A novel technique for full anatomic restoration of volar tilt in distal radius fracture.

作者信息

Park Jong Woong, Kim Young Hwan, Park Ki Chul, Lee Jung Il

机构信息

Korea University, Anam Hospital, Department of Orthopedic Surgery, Seoul, Korea.

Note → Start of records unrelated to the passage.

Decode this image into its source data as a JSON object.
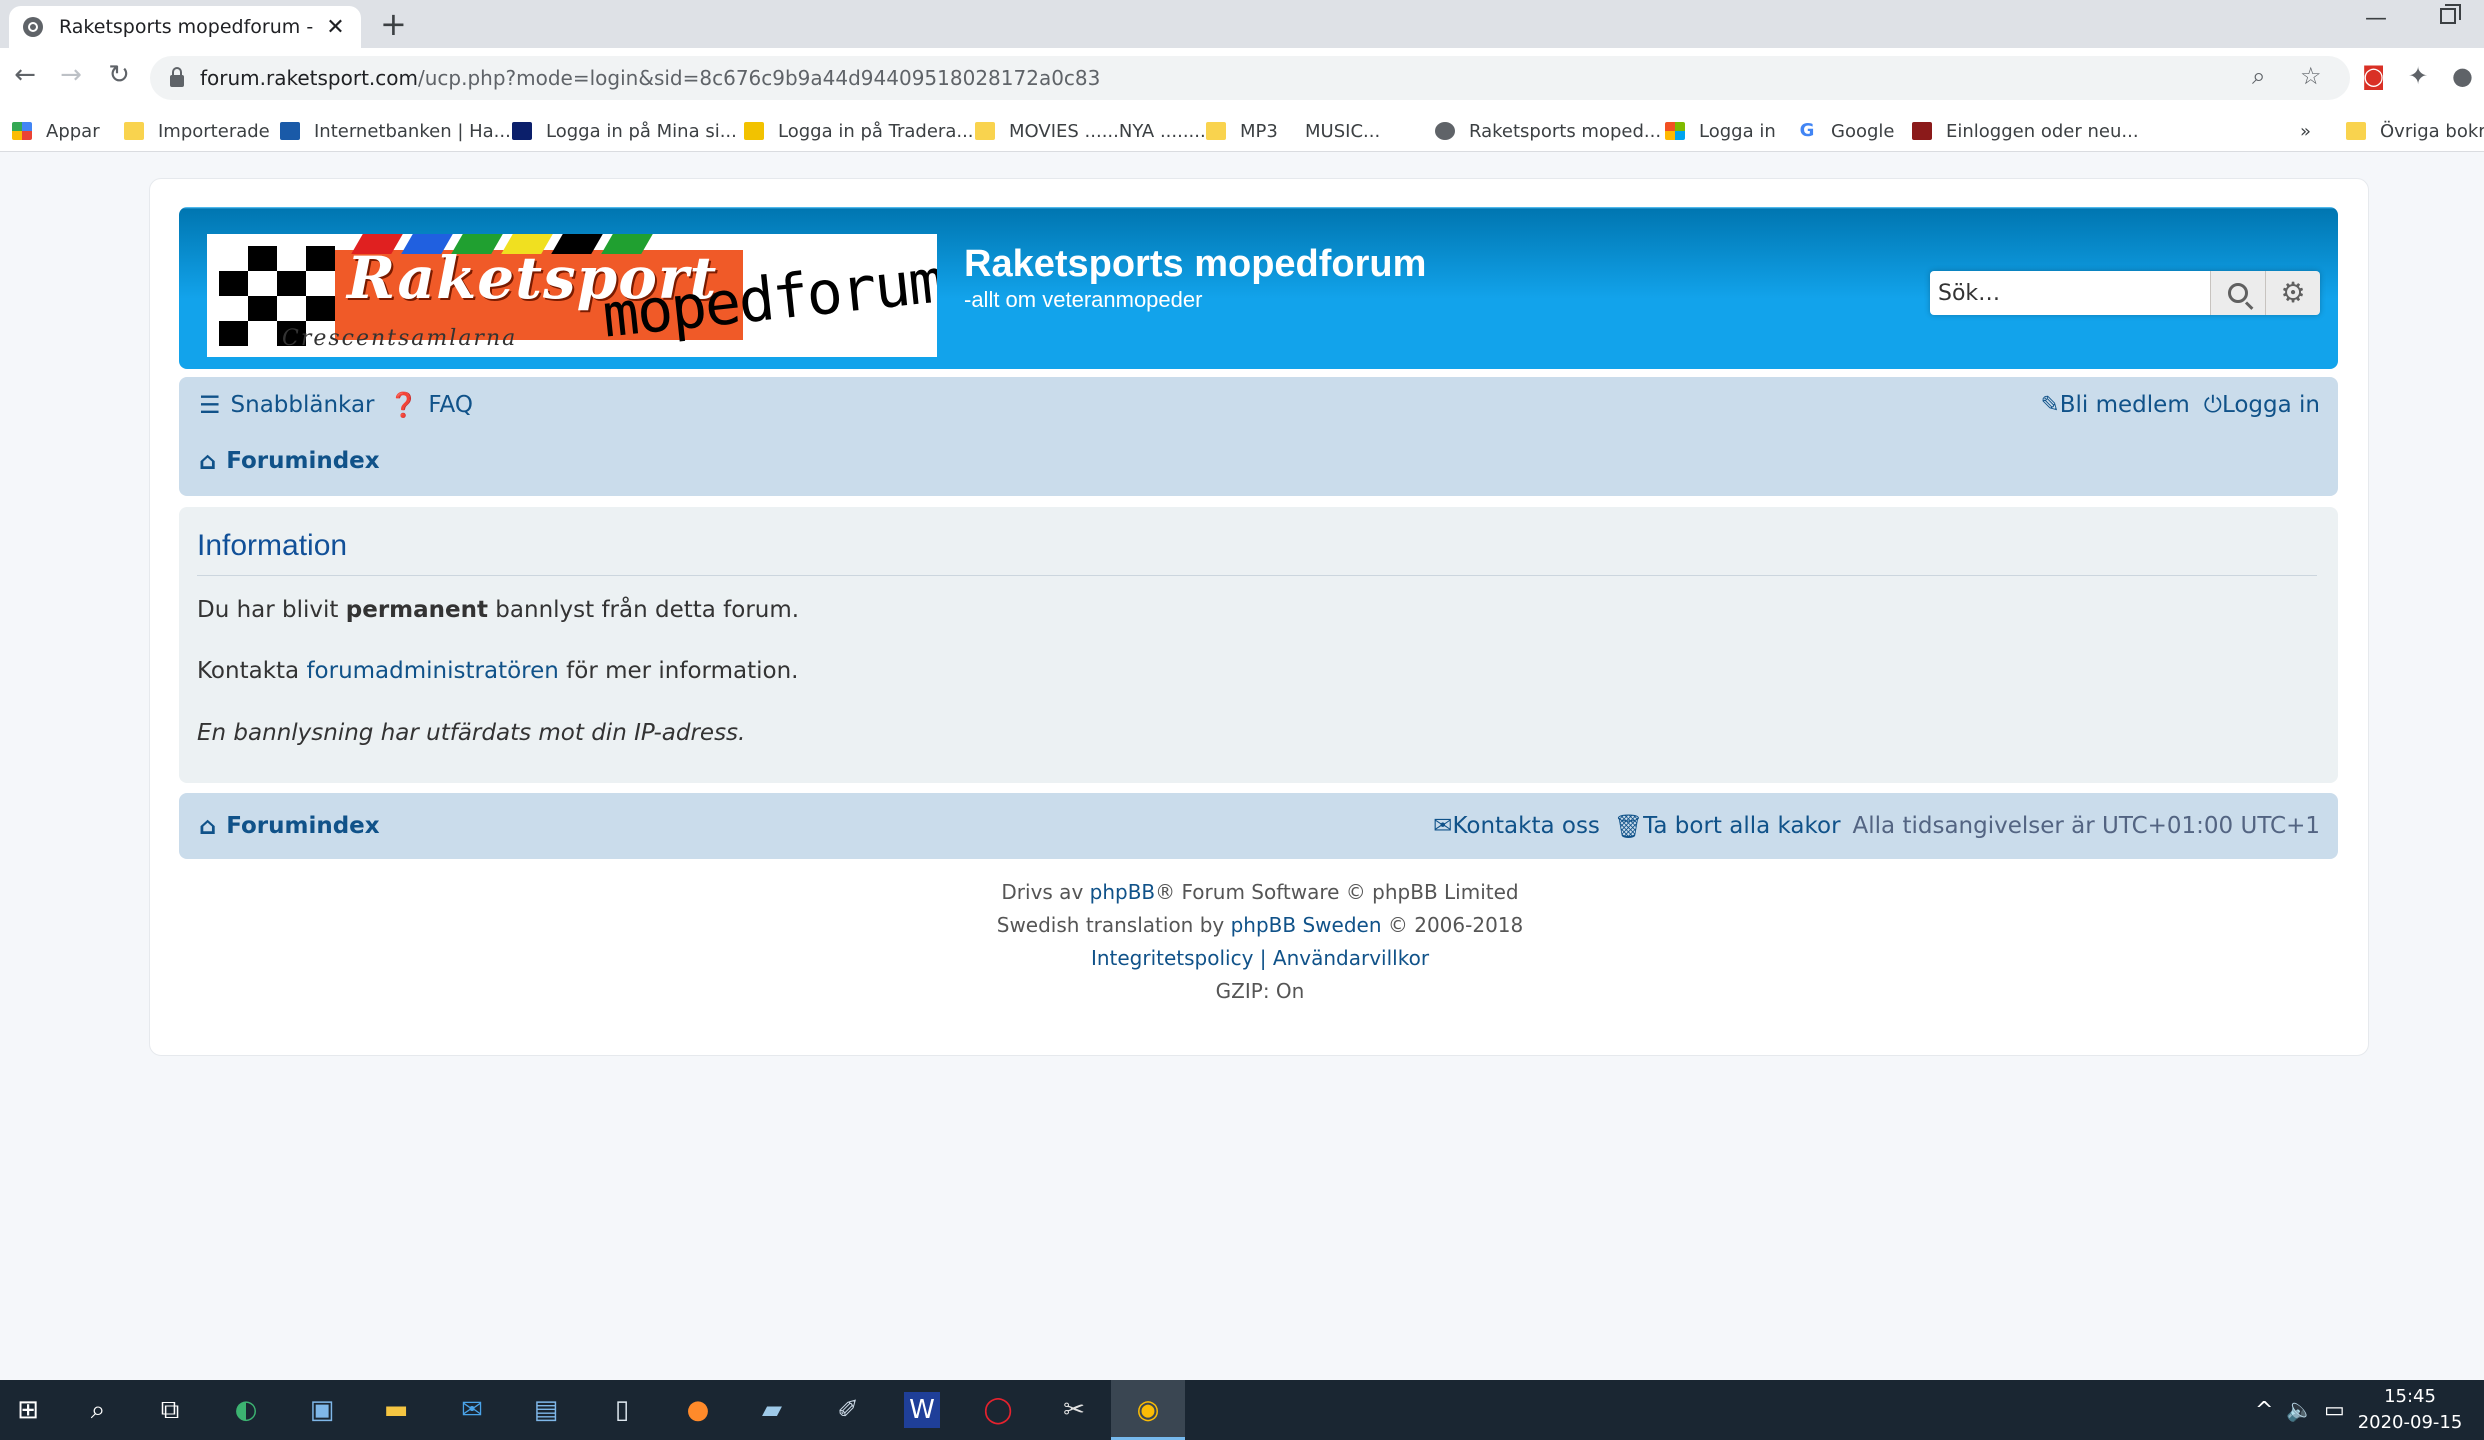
{
  "browser": {
    "tab_title": "Raketsports mopedforum - Infor",
    "tab_close": "✕",
    "new_tab": "+",
    "url_host": "forum.raketsport.com",
    "url_path": "/ucp.php?mode=login&sid=8c676c9b9a44d94409518028172a0c83",
    "bookmarks": [
      {
        "label": "Appar",
        "icon": "apps-grid-icon"
      },
      {
        "label": "Importerade",
        "icon": "folder-icon"
      },
      {
        "label": "Internetbanken | Ha...",
        "icon": "handelsbanken-icon"
      },
      {
        "label": "Logga in på Mina si...",
        "icon": "site-icon"
      },
      {
        "label": "Logga in på Tradera...",
        "icon": "tradera-icon"
      },
      {
        "label": "MOVIES ......NYA .........",
        "icon": "folder-icon"
      },
      {
        "label": "MP3",
        "icon": "folder-icon"
      },
      {
        "label": "MUSIC...",
        "icon": "none"
      },
      {
        "label": "Raketsports moped...",
        "icon": "globe-icon"
      },
      {
        "label": "Logga in",
        "icon": "microsoft-icon"
      },
      {
        "label": "Google",
        "icon": "google-icon"
      },
      {
        "label": "Einloggen oder neu...",
        "icon": "site-icon"
      }
    ],
    "bookmarks_more": "»",
    "other_bookmarks": "Övriga bokm"
  },
  "site": {
    "title": "Raketsports mopedforum",
    "description": "-allt om veteranmopeder",
    "logo_text_main": "Raketsport",
    "logo_text_sub": "mopedforum",
    "logo_text_small": "Crescentsamlarna",
    "search_placeholder": "Sök…"
  },
  "nav": {
    "quicklinks": "Snabblänkar",
    "faq": "FAQ",
    "register": "Bli medlem",
    "login": "Logga in",
    "forum_index": "Forumindex"
  },
  "info": {
    "title": "Information",
    "line1_pre": "Du har blivit ",
    "line1_bold": "permanent",
    "line1_post": " bannlyst från detta forum.",
    "line2_pre": "Kontakta ",
    "line2_link": "forumadministratören",
    "line2_post": " för mer information.",
    "line3": "En bannlysning har utfärdats mot din IP-adress."
  },
  "footer": {
    "forum_index": "Forumindex",
    "contact": "Kontakta oss",
    "delete_cookies": "Ta bort alla kakor",
    "timezone": "Alla tidsangivelser är UTC+01:00 UTC+1",
    "powered_pre": "Drivs av ",
    "powered_link": "phpBB",
    "powered_post": "® Forum Software © phpBB Limited",
    "translation_pre": "Swedish translation by ",
    "translation_link": "phpBB Sweden",
    "translation_post": " © 2006-2018",
    "privacy": "Integritetspolicy",
    "separator": "|",
    "terms": "Användarvillkor",
    "gzip": "GZIP: On"
  },
  "taskbar": {
    "time": "15:45",
    "date": "2020-09-15"
  }
}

Soonchunhyang University, Bucheon Hospital, Department of Orthopedic Surgery, Bucheon, Korea.

出版信息

Acta Orthop Traumatol Turc. 2015;49(2):115-9. doi: 10.3944/AOTT.2015.14.0247.

Abstract

OBJECTIVE

The aim of this study was to present a technique that allows the surgeon to easily and reliably achieve volar tilt in dorsally displaced distal radius fractures treated with variable-angle volar locking plates. The study introduced this technique using 2.4 mm variable angle locking screws as reduction tools, and investigated the radiological outcomes of this technique.

METHODS

A total of 42 patients (30 female and 12 male; mean age: 58 years, range, 25 to 84 years) with unstable distal radius fractures were treated with this technique. All were patients with insufficient volar tilt in spite of primary fracture reduction through classic reduction techniques such as traction, manipulation, and direct fragment manipulation. Postoperatively, the patients were instructed to perform wrist active and passive motion exercises at home for minimum 30 minutes a day, and were allowed to perform activities of daily living after removal of splint. The patients were evaluated radiographically at minimum twelve months after surgery.

RESULTS

Mean follow-up period was 15.1 months (range: 12 to 24 months). Volar tilt of the distal radius before surgery was -11.9±10.4 (minus value means dorsal angulation), and after screw leverage was 11.5±4.3° (uninjured side: 11.7±2.3°). Mean radiological outcomes at final visit were as follows: volar tilt; 10.8±4.5°, radial inclination; 24±3.2°, radial height; 12.2±1.7 mm, and ulnar variance; 0.2±1.7 mm.

CONCLUSION

We describe a simple, reliable technique to fine-tune volar tilt in dorsally displaced distal radius fractures fixed with variable-angle volar locking plates. This technique is especially useful when volar tilt remains insufficient in spite of primary fracture reduction through classic techniques.

摘要

目的

本研究的目的是介绍一种技术,使外科医生能够在使用可变角度掌侧锁定钢板治疗背侧移位的桡骨远端骨折时轻松、可靠地实现掌倾。该研究引入了使用2.4毫米可变角度锁定螺钉作为复位工具的这项技术,并研究了该技术的放射学结果。

方法

共有42例(30例女性和12例男性;平均年龄:58岁,范围25至84岁)桡骨远端不稳定骨折患者接受了该技术治疗。所有患者尽管通过牵引、手法复位和直接骨折块操作等经典复位技术进行了初次骨折复位,但掌倾仍不足。术后,指导患者在家中每天至少进行30分钟的腕关节主动和被动活动锻炼,去除夹板后允许进行日常生活活动。患者在术后至少12个月进行放射学评估。

结果

平均随访期为15.1个月(范围:12至24个月)。术前桡骨远端掌倾为-11.9±10.4(负值表示背侧成角),使用螺钉杠杆作用后为11.5±4.3°(健侧:11.7±2.3°)。末次随访时的平均放射学结果如下:掌倾;10.8±4.5°,桡偏角;24±3.2°,桡骨高度;12.2±1.7毫米,尺骨变异;0.2±1.7毫米。

结论

我们描述了一种简单、可靠的技术,用于在使用可变角度掌侧锁定钢板固定的背侧移位桡骨远端骨折中微调掌倾。当尽管通过经典技术进行了初次骨折复位但掌倾仍不足时,该技术特别有用。